Dans le monde

Italie : des anti-système prêts à obéir au capital

Deux mois et demi après les élections du 4 mars, le parti d’extrême droite la Ligue et le Mouvement cinq étoiles (M5S) de l’ex-comique Beppe Grillo se sont mis d’accord pour former le prochain gouvernement.

Di Maio, le représentant du M5S, avait déjà fait la preuve de sa bonne volonté. Lui qui déclarait fin 2017 « Je suis Napolitain et je ne discuterai jamais avec un parti (la Ligue) qui, il y a peu de temps encore, souhaitait voir le sud de l’Italie englouti par le Vésuve », a fini par trouver du charme à la Ligue, y compris à ses thèmes les plus anti-Europe et anti-migrants, qu’il a repris pendant la campagne, dans une version un peu moins xénophobe il est vrai. Les tractations entre les deux partis portent bien plus sur le partage des postes et du pouvoir entre eux que sur les idées ou le programme.

Le succès électoral de ces deux partis qui, chacun dans son genre, se présentaient comme opposés au système, traduit avant tout le dégoût des classes populaires pour la politique des partis traditionnels et leurs politiciens corrompus. À commencer par le Parti démocrate de centre-gauche, alliance des débris du Parti communiste autodétruit et des restes de la Démocratie chrétienne. Au pouvoir ces dernières années, il a fait passer les mesures antiouvrières les plus dures, comme le Jobs Act, équivalent de la loi travail, achevant de désorienter politiquement une classe ouvrière dont le niveau de vie ne cesse de chuter. Condamnés à la précarité, au travail au noir, les travailleurs italiens subissent également une hausse dramatique des accidents du travail – plus de 160 morts au travail depuis le début de l’année – qui va avec la dégradation des conditions de travail. Rien que ces derniers jours, dans une aciérie de Padoue, quatre ouvriers ont été gravement brûlés, l’un d’eux sur 100 % du corps, par une coulée de métal en fusion.
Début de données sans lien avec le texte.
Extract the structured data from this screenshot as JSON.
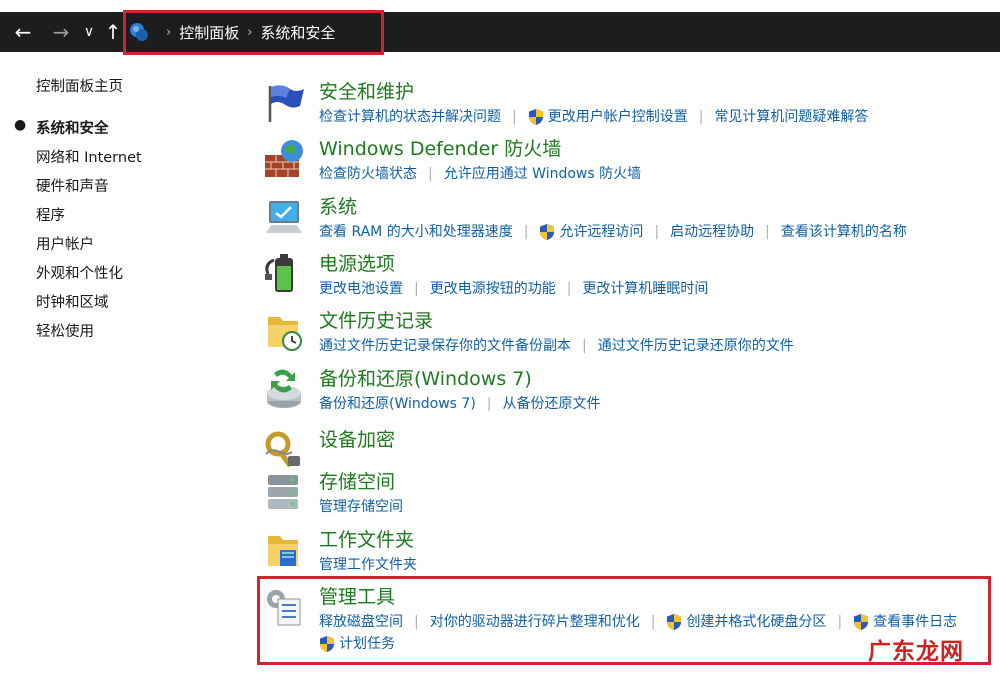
{
  "nav": {
    "back_icon": "back-arrow-icon",
    "forward_icon": "forward-arrow-icon",
    "recent_icon": "chevron-down-icon",
    "up_icon": "up-arrow-icon"
  },
  "address": {
    "crumbs": [
      "控制面板",
      "系统和安全"
    ]
  },
  "sidebar": {
    "items": [
      {
        "label": "控制面板主页"
      },
      {
        "label": "系统和安全"
      },
      {
        "label": "网络和 Internet"
      },
      {
        "label": "硬件和声音"
      },
      {
        "label": "程序"
      },
      {
        "label": "用户帐户"
      },
      {
        "label": "外观和个性化"
      },
      {
        "label": "时钟和区域"
      },
      {
        "label": "轻松使用"
      }
    ]
  },
  "categories": [
    {
      "title": "安全和维护",
      "icon": "flag-icon",
      "links": [
        "检查计算机的状态并解决问题",
        "更改用户帐户控制设置",
        "常见计算机问题疑难解答"
      ]
    },
    {
      "title": "Windows Defender 防火墙",
      "icon": "firewall-icon",
      "links": [
        "检查防火墙状态",
        "允许应用通过 Windows 防火墙"
      ]
    },
    {
      "title": "系统",
      "icon": "computer-icon",
      "links": [
        "查看 RAM 的大小和处理器速度",
        "允许远程访问",
        "启动远程协助",
        "查看该计算机的名称"
      ]
    },
    {
      "title": "电源选项",
      "icon": "battery-icon",
      "links": [
        "更改电池设置",
        "更改电源按钮的功能",
        "更改计算机睡眠时间"
      ]
    },
    {
      "title": "文件历史记录",
      "icon": "file-history-icon",
      "links": [
        "通过文件历史记录保存你的文件备份副本",
        "通过文件历史记录还原你的文件"
      ]
    },
    {
      "title": "备份和还原(Windows 7)",
      "icon": "backup-icon",
      "links": [
        "备份和还原(Windows 7)",
        "从备份还原文件"
      ]
    },
    {
      "title": "设备加密",
      "icon": "key-icon",
      "links": []
    },
    {
      "title": "存储空间",
      "icon": "storage-icon",
      "links": [
        "管理存储空间"
      ]
    },
    {
      "title": "工作文件夹",
      "icon": "work-folder-icon",
      "links": [
        "管理工作文件夹"
      ]
    },
    {
      "title": "管理工具",
      "icon": "admin-tools-icon",
      "links": [
        "释放磁盘空间",
        "对你的驱动器进行碎片整理和优化",
        "创建并格式化硬盘分区",
        "查看事件日志",
        "计划任务"
      ]
    }
  ],
  "watermark": "广东龙网",
  "colors": {
    "title_green": "#1e7a1e",
    "link_blue": "#1060a8",
    "highlight_red": "#d3232f",
    "address_bg": "#1d1d1d"
  }
}
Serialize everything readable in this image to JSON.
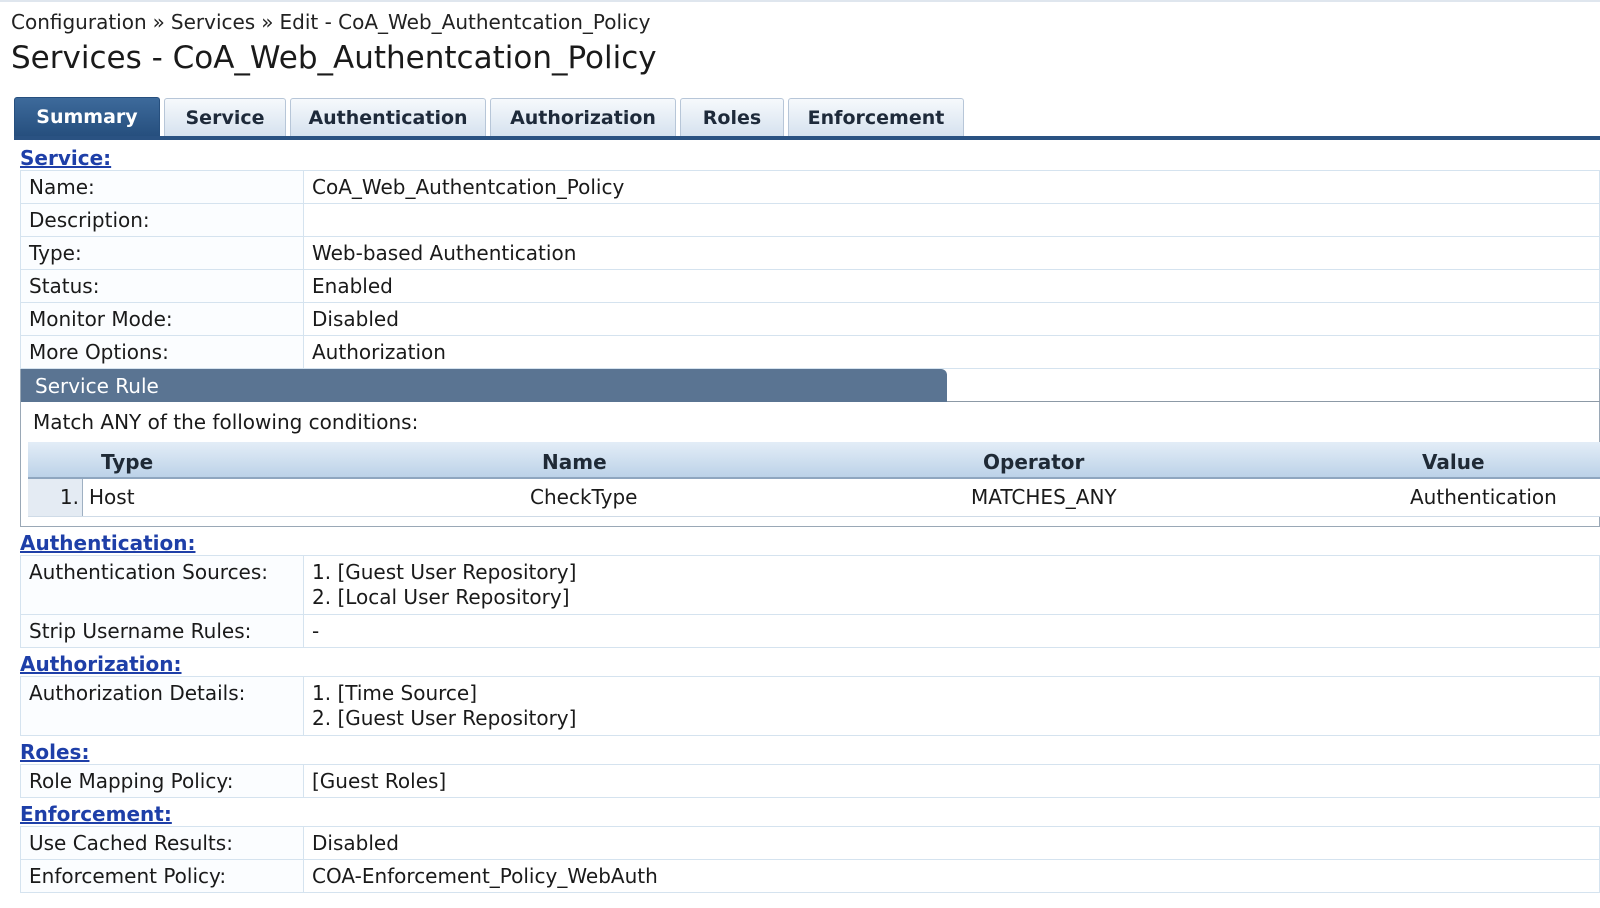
{
  "breadcrumb": {
    "items": [
      "Configuration",
      "Services",
      "Edit - CoA_Web_Authentcation_Policy"
    ],
    "separator": "»"
  },
  "page_title": "Services - CoA_Web_Authentcation_Policy",
  "tabs": [
    {
      "label": "Summary",
      "active": true
    },
    {
      "label": "Service",
      "active": false
    },
    {
      "label": "Authentication",
      "active": false
    },
    {
      "label": "Authorization",
      "active": false
    },
    {
      "label": "Roles",
      "active": false
    },
    {
      "label": "Enforcement",
      "active": false
    }
  ],
  "service": {
    "section_label": "Service:",
    "rows": [
      {
        "key": "Name:",
        "value": "CoA_Web_Authentcation_Policy"
      },
      {
        "key": "Description:",
        "value": ""
      },
      {
        "key": "Type:",
        "value": "Web-based Authentication"
      },
      {
        "key": "Status:",
        "value": "Enabled"
      },
      {
        "key": "Monitor Mode:",
        "value": "Disabled"
      },
      {
        "key": "More Options:",
        "value": "Authorization"
      }
    ]
  },
  "service_rule": {
    "title": "Service Rule",
    "match_text": "Match ANY of the following conditions:",
    "columns": [
      "Type",
      "Name",
      "Operator",
      "Value"
    ],
    "rows": [
      {
        "num": "1.",
        "type": "Host",
        "name": "CheckType",
        "operator": "MATCHES_ANY",
        "value": "Authentication"
      }
    ]
  },
  "authentication": {
    "section_label": "Authentication:",
    "sources_key": "Authentication Sources:",
    "sources": [
      "1. [Guest User Repository]",
      "2. [Local User Repository]"
    ],
    "strip_key": "Strip Username Rules:",
    "strip_value": "-"
  },
  "authorization": {
    "section_label": "Authorization:",
    "details_key": "Authorization Details:",
    "details": [
      "1. [Time Source]",
      "2. [Guest User Repository]"
    ]
  },
  "roles": {
    "section_label": "Roles:",
    "mapping_key": "Role Mapping Policy:",
    "mapping_value": "[Guest Roles]"
  },
  "enforcement": {
    "section_label": "Enforcement:",
    "rows": [
      {
        "key": "Use Cached Results:",
        "value": "Disabled"
      },
      {
        "key": "Enforcement Policy:",
        "value": "COA-Enforcement_Policy_WebAuth"
      }
    ]
  },
  "colors": {
    "tab_active": "#264f7e",
    "link": "#1e3fa8",
    "panel_header": "#5a7492"
  }
}
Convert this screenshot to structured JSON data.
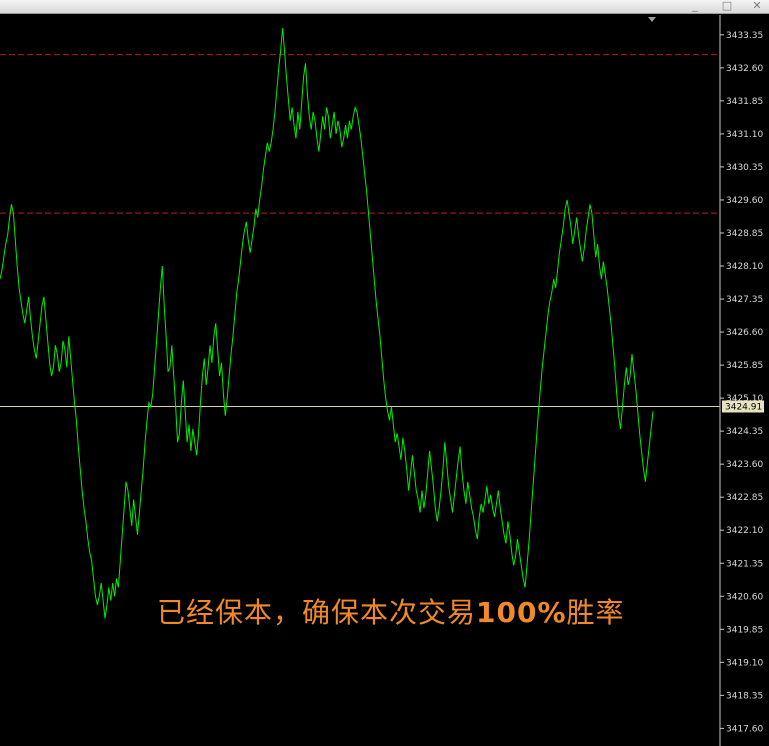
{
  "window": {
    "minimize_glyph": "_",
    "maximize_glyph": "□",
    "close_glyph": "✕"
  },
  "colors": {
    "background": "#000000",
    "price_line": "#00ee00",
    "level_line": "#b02020",
    "current_line": "#d8d0a0",
    "annotation": "#f08a28",
    "axis_text": "#d8d8d8"
  },
  "chart_data": {
    "type": "line",
    "title": "",
    "xlabel": "",
    "ylabel": "",
    "ylim": [
      3417.2,
      3433.8
    ],
    "y_ticks": [
      "3433.35",
      "3432.60",
      "3431.85",
      "3431.10",
      "3430.35",
      "3429.60",
      "3428.85",
      "3428.10",
      "3427.35",
      "3426.60",
      "3425.85",
      "3425.10",
      "3424.35",
      "3423.60",
      "3422.85",
      "3422.10",
      "3421.35",
      "3420.60",
      "3419.85",
      "3419.10",
      "3418.35",
      "3417.60"
    ],
    "horizontal_levels": [
      3432.9,
      3429.3
    ],
    "current_price": "3424.91",
    "series": [
      {
        "values": [
          3427.8,
          3428.0,
          3428.3,
          3428.6,
          3428.8,
          3429.2,
          3429.5,
          3429.3,
          3428.7,
          3428.1,
          3427.6,
          3427.3,
          3427.0,
          3426.8,
          3427.1,
          3427.4,
          3426.9,
          3426.5,
          3426.2,
          3426.0,
          3426.4,
          3426.8,
          3427.2,
          3427.4,
          3426.9,
          3426.4,
          3425.9,
          3425.6,
          3425.8,
          3426.3,
          3426.1,
          3425.7,
          3425.9,
          3426.4,
          3426.2,
          3425.8,
          3426.5,
          3426.0,
          3425.5,
          3425.0,
          3424.6,
          3424.0,
          3423.5,
          3423.0,
          3422.6,
          3422.3,
          3421.9,
          3421.6,
          3421.4,
          3421.0,
          3420.6,
          3420.4,
          3420.6,
          3420.9,
          3420.5,
          3420.1,
          3420.4,
          3420.8,
          3420.5,
          3420.9,
          3420.6,
          3421.0,
          3420.8,
          3421.4,
          3422.0,
          3422.6,
          3423.2,
          3423.0,
          3422.6,
          3422.2,
          3422.8,
          3422.4,
          3422.0,
          3422.5,
          3423.0,
          3423.5,
          3424.1,
          3424.6,
          3425.0,
          3424.9,
          3425.2,
          3425.8,
          3426.4,
          3427.0,
          3427.6,
          3428.1,
          3427.2,
          3426.5,
          3425.7,
          3425.8,
          3426.3,
          3425.6,
          3424.9,
          3424.1,
          3424.3,
          3425.0,
          3425.5,
          3424.8,
          3424.1,
          3424.5,
          3423.9,
          3424.4,
          3424.1,
          3423.8,
          3424.3,
          3425.0,
          3425.6,
          3426.0,
          3425.4,
          3425.8,
          3426.3,
          3425.9,
          3426.5,
          3426.8,
          3426.2,
          3425.6,
          3425.9,
          3425.2,
          3424.7,
          3425.1,
          3425.6,
          3426.1,
          3426.5,
          3427.0,
          3427.5,
          3427.8,
          3428.2,
          3428.6,
          3428.9,
          3429.1,
          3428.7,
          3428.4,
          3428.7,
          3429.0,
          3429.4,
          3429.2,
          3429.6,
          3429.9,
          3430.3,
          3430.6,
          3430.9,
          3430.7,
          3430.9,
          3431.2,
          3431.6,
          3432.1,
          3432.6,
          3433.0,
          3433.5,
          3433.0,
          3432.4,
          3431.9,
          3431.4,
          3431.7,
          3431.3,
          3431.0,
          3431.6,
          3431.2,
          3431.8,
          3432.4,
          3432.7,
          3432.0,
          3431.5,
          3431.2,
          3431.6,
          3431.4,
          3431.0,
          3430.7,
          3431.1,
          3431.5,
          3431.2,
          3431.7,
          3431.5,
          3431.0,
          3431.3,
          3431.6,
          3431.1,
          3431.4,
          3431.2,
          3430.8,
          3431.0,
          3431.3,
          3431.0,
          3431.4,
          3431.2,
          3431.5,
          3431.7,
          3431.6,
          3431.3,
          3431.0,
          3430.6,
          3430.2,
          3429.8,
          3429.3,
          3428.8,
          3428.3,
          3427.8,
          3427.3,
          3426.9,
          3426.5,
          3426.0,
          3425.5,
          3425.1,
          3424.8,
          3424.6,
          3424.9,
          3424.5,
          3424.1,
          3424.3,
          3424.0,
          3423.7,
          3424.2,
          3423.9,
          3423.5,
          3423.0,
          3423.4,
          3423.8,
          3423.4,
          3423.0,
          3422.8,
          3422.5,
          3423.0,
          3422.6,
          3422.9,
          3423.4,
          3423.9,
          3423.5,
          3423.1,
          3422.6,
          3422.3,
          3422.6,
          3423.0,
          3423.5,
          3424.1,
          3423.6,
          3423.1,
          3422.8,
          3422.5,
          3422.9,
          3423.3,
          3423.7,
          3424.0,
          3423.4,
          3423.0,
          3422.7,
          3423.2,
          3422.9,
          3422.6,
          3422.4,
          3422.1,
          3421.9,
          3422.4,
          3422.7,
          3422.5,
          3422.8,
          3423.1,
          3422.7,
          3422.9,
          3422.6,
          3422.4,
          3422.7,
          3423.0,
          3422.6,
          3422.3,
          3422.0,
          3421.8,
          3422.3,
          3422.0,
          3421.6,
          3421.3,
          3421.5,
          3421.9,
          3421.6,
          3421.3,
          3421.0,
          3420.8,
          3421.3,
          3421.8,
          3422.4,
          3423.0,
          3423.6,
          3424.2,
          3424.8,
          3425.3,
          3425.8,
          3426.2,
          3426.6,
          3427.0,
          3427.3,
          3427.5,
          3427.8,
          3427.6,
          3428.0,
          3428.4,
          3428.7,
          3429.0,
          3429.4,
          3429.6,
          3429.3,
          3429.0,
          3428.6,
          3428.9,
          3429.2,
          3428.8,
          3428.5,
          3428.2,
          3428.5,
          3428.9,
          3429.2,
          3429.5,
          3429.3,
          3428.8,
          3428.3,
          3428.6,
          3428.1,
          3427.8,
          3428.2,
          3427.9,
          3427.6,
          3427.2,
          3426.8,
          3426.3,
          3425.8,
          3425.2,
          3424.7,
          3424.4,
          3424.9,
          3425.4,
          3425.8,
          3425.4,
          3425.6,
          3426.1,
          3425.7,
          3425.3,
          3424.8,
          3424.3,
          3423.9,
          3423.5,
          3423.2,
          3423.6,
          3424.0,
          3424.4,
          3424.8
        ]
      }
    ]
  },
  "annotation": {
    "text_a": "已经保本，确保本次交易",
    "text_b": "100%",
    "text_c": "胜率"
  }
}
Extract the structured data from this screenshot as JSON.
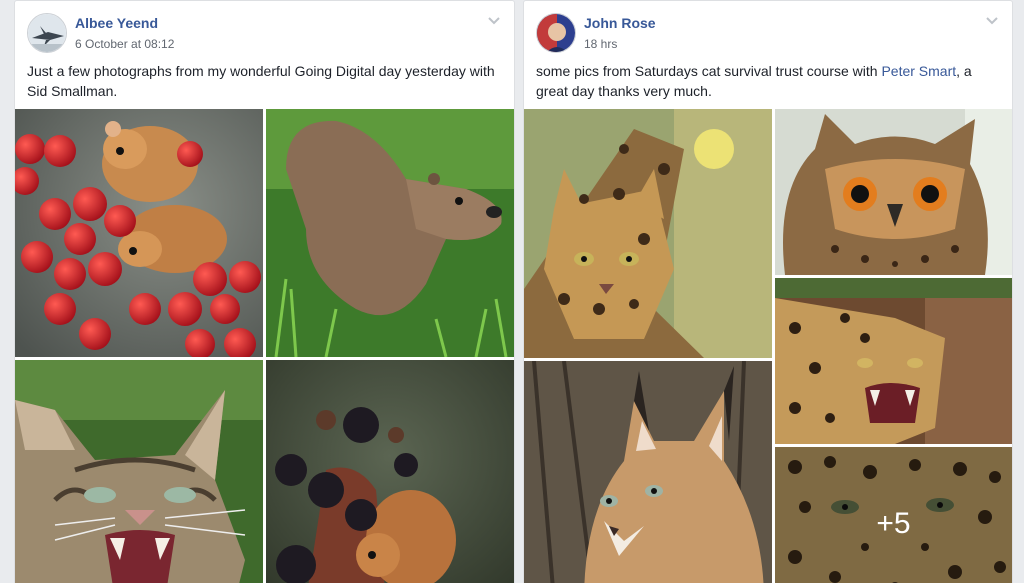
{
  "posts": [
    {
      "author": "Albee Yeend",
      "time": "6 October at 08:12",
      "text": "Just a few photographs from my wonderful Going Digital day yesterday with Sid Smallman.",
      "photos": [
        {
          "icon": "harvest-mice-on-berries-photo"
        },
        {
          "icon": "otter-photo"
        },
        {
          "icon": "wildcat-snarling-photo"
        },
        {
          "icon": "mouse-on-blackberries-photo"
        }
      ]
    },
    {
      "author": "John Rose",
      "time": "18 hrs",
      "text_before": "some pics from Saturdays cat survival trust course with ",
      "mention": "Peter Smart",
      "text_after": ", a great day thanks very much.",
      "photos": [
        {
          "icon": "leopard-cat-photo"
        },
        {
          "icon": "eagle-owl-photo"
        },
        {
          "icon": "leopard-roaring-photo"
        },
        {
          "icon": "caracal-photo"
        },
        {
          "icon": "leopard-closeup-photo"
        }
      ],
      "more_count": "+5"
    }
  ]
}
Le désarroi et le dégoût des classes populaires ont fait du M5S le premier parti du pays et de la Ligue le plus important à droite. Pendant la campagne électorale, ils ont rivalisé de démagogie et n’ont pas été avares de promesses à destination de l’électorat ouvrier. Ainsi, le M5S parle d’attribuer un revenu citoyen à tous, ce qui n’a pas manqué de susciter des espoirs, en particulier dans le sud du pays où le taux de chômage explose. Il affirme également vouloir réintroduire l’article 18 contre les licenciements abusifs. Salvini, le dirigeant de la Ligue, n’est pas en reste : il s’est engagé à abolir la loi Fornero, qui recule l’âge de départ en retraite et, comme Di Maio, à supprimer le Jobs Act. Des promesses qui resteront bien sûr lettre morte, aucun de ces deux partis ne souhaitant s’en prendre aux intérêts du patronat, les deux célébrant au contraire « la volonté d’entreprendre et de réussir » de tous les honnêtes travailleurs italiens, dont, pour eux, les patrons font bien sûr partie.

Laissant les politiciens faire leur travail de bonimenteurs, les représentants du grand patronat ont justement établi la feuille de route du futur gouvernement. De l’argent et des lois donnant toute latitude à l’exploitation, c’est en substance ce qu’a revendiqué la Confindustria, le Medef italien, en déclarant qu’il fallait garder et approfondir les réformes « modernisant l’Italie », tout en envisageant de « libérer 250 milliards d’euros de ressources en cinq ans ».

Si on ne connaît pas encore le nom du futur président du Conseil et le programme du futur gouvernement Ligue – Mouvement cinq étoiles, on sait d’avance qu’il mènera la vie dure aux travailleurs et aux classes populaires : c’est ce dont la bourgeoisie a besoin pour garantir ses profits.